How have all the factors above been brought together to estimate a fair value?
  • The analysts have a consensus price target of SEK132.5 for Prevas based on their expectations of its future earnings growth, profit margins and other risk factors.
  • In order for you to agree with the analyst's consensus, you'd need to believe that by 2028, revenues will be SEK1.9 billion, earnings will come to SEK180.0 million, and it would be trading on a PE ratio of 10.9x, assuming you use a discount rate of 7.4%.
  • Given the current share price of SEK81.1, the analyst price target of SEK132.5 is 38.8% higher.
  • We always encourage you to reach your own conclusions though. So sense check these analyst numbers against your own assumptions and expectations based on your understanding of the business and what you believe is probable.

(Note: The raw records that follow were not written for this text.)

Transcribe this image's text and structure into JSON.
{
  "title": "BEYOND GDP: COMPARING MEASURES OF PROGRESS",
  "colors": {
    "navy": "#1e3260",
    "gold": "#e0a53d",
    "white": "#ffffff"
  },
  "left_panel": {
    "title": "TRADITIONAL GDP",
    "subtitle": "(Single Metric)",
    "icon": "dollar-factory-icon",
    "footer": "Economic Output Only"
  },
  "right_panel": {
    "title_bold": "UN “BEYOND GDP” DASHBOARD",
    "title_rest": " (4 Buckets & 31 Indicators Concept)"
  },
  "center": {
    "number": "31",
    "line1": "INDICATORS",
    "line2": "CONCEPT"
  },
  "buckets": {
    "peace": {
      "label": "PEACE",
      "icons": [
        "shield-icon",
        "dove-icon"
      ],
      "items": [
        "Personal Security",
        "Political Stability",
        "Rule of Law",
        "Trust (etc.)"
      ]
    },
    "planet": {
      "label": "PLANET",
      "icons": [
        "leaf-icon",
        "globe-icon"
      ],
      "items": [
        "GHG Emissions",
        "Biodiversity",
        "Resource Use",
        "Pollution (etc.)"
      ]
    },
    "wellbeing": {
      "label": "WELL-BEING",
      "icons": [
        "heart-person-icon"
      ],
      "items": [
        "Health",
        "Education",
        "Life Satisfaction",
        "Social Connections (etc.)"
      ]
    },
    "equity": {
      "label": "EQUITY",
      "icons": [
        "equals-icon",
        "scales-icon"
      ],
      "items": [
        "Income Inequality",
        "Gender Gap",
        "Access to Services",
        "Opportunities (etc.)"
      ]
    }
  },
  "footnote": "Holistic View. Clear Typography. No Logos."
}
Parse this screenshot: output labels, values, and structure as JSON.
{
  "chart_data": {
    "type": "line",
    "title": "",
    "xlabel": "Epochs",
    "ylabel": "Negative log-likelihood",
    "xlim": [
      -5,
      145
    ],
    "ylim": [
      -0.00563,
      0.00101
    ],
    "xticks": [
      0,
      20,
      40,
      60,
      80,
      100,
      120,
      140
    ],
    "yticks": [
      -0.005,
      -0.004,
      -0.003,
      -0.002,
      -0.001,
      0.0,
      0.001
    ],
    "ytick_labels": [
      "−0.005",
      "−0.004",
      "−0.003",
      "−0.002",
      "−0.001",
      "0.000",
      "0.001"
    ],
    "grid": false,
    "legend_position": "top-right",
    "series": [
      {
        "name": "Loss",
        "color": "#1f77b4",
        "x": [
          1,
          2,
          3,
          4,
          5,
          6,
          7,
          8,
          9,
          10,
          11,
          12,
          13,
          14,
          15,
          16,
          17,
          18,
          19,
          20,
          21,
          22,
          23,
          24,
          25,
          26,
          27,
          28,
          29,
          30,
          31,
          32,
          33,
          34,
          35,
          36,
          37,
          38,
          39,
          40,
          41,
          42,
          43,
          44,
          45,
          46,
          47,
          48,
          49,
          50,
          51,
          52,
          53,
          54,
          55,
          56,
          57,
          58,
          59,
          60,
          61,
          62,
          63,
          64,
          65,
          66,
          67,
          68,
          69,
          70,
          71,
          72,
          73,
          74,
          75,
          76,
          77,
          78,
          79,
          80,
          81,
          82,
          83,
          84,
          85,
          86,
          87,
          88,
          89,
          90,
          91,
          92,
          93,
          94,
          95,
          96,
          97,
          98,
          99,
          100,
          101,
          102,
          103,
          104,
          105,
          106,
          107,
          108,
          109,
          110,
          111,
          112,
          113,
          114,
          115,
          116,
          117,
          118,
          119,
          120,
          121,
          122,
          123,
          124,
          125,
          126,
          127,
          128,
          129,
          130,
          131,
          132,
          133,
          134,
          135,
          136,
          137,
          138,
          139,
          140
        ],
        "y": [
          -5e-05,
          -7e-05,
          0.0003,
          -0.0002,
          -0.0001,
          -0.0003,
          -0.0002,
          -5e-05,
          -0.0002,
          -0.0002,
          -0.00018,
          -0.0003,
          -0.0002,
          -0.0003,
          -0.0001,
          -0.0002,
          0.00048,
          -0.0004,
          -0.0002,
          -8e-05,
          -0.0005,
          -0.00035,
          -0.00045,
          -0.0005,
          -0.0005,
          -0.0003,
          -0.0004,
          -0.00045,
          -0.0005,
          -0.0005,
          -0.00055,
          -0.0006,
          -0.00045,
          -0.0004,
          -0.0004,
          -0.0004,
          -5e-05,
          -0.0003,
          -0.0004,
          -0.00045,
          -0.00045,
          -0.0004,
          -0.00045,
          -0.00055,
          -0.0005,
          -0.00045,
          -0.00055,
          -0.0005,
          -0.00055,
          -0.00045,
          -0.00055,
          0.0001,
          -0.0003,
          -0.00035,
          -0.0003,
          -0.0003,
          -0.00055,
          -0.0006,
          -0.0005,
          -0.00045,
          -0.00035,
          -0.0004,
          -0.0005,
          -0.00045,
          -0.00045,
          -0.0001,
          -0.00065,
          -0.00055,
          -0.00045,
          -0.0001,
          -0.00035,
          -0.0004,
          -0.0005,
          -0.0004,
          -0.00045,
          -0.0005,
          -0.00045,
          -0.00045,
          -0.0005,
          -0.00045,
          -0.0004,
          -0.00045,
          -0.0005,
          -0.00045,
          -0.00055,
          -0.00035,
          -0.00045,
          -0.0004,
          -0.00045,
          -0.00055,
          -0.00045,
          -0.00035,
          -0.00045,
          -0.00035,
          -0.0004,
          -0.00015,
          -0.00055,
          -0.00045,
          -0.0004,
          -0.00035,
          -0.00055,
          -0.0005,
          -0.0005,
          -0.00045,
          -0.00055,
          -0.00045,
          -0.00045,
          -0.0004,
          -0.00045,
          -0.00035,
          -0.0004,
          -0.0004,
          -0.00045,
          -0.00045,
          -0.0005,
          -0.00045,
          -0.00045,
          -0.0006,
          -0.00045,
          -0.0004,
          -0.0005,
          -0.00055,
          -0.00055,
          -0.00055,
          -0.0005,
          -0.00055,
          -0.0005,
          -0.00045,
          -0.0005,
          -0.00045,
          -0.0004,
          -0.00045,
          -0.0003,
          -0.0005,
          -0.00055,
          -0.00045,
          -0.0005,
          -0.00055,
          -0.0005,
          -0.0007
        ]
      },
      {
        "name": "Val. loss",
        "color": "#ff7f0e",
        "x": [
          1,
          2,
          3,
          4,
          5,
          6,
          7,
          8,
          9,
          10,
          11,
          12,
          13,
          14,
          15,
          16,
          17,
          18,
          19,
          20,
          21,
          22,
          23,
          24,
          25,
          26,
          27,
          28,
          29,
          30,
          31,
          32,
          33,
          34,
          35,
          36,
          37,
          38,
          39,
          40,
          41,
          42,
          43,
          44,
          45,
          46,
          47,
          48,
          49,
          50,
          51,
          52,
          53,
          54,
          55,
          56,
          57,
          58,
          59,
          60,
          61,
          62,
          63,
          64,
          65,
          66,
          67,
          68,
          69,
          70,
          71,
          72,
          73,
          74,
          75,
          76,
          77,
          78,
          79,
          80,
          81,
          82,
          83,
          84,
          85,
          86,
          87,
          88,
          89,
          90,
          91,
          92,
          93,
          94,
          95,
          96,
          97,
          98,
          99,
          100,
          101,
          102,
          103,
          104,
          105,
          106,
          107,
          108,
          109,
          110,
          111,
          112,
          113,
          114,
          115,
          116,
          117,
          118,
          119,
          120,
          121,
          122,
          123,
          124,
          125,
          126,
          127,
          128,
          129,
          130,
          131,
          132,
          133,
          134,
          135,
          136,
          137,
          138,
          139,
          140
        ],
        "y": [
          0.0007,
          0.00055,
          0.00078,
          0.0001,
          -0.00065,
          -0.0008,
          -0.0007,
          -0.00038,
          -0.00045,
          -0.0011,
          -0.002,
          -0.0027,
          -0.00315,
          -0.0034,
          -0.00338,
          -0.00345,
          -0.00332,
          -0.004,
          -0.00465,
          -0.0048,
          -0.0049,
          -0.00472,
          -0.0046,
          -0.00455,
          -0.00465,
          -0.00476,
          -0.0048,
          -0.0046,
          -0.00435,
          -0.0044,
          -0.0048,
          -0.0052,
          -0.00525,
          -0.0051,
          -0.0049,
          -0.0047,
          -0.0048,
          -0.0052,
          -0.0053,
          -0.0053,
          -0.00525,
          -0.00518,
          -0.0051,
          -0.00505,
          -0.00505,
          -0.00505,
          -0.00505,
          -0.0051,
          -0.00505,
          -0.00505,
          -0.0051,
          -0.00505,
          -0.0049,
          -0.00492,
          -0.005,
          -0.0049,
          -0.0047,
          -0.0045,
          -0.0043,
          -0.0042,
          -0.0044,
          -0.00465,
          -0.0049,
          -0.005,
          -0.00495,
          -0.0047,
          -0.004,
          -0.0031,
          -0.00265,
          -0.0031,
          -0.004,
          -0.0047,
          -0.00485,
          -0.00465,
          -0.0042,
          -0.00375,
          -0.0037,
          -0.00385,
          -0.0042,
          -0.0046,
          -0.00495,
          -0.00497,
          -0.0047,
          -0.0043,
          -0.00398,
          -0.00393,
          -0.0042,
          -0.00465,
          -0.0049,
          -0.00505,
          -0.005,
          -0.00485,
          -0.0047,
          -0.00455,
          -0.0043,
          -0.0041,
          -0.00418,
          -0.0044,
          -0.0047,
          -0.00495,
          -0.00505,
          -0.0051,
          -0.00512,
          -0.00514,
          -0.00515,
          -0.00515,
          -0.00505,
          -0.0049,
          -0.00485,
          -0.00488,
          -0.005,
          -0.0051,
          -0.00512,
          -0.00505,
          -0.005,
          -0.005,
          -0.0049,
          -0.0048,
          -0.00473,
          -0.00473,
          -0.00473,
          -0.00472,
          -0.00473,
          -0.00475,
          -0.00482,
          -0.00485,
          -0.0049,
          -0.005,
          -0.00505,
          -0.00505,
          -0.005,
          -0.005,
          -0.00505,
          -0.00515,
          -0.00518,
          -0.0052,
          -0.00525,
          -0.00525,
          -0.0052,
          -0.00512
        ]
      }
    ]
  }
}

How well do narratives help inform your perspective?

Disclaimer

AnalystConsensusTarget is a tool utilizing a Large Language Model (LLM) that ingests data on consensus price targets, forecasted revenue and earnings figures, as well as the transcripts of earnings calls to produce qualitative analysis. The narratives produced by AnalystConsensusTarget are general in nature and are based solely on analyst data and publicly-available material published by the respective companies. These scenarios are not indicative of the company's future performance and are exploratory in nature. Simply Wall St has no position in the company(s) mentioned. Simply Wall St may provide the securities issuer or related entities with website advertising services for a fee, on an arm's length basis. These relationships have no impact on the way we conduct our business, the content we host, or how our content is served to users. The price targets and estimates used are consensus data, and do not constitute a recommendation to buy or sell any stock, and they do not take account of your objectives, or your financial situation. Note that AnalystConsensusTarget's analysis may not factor in the latest price-sensitive company announcements or qualitative material.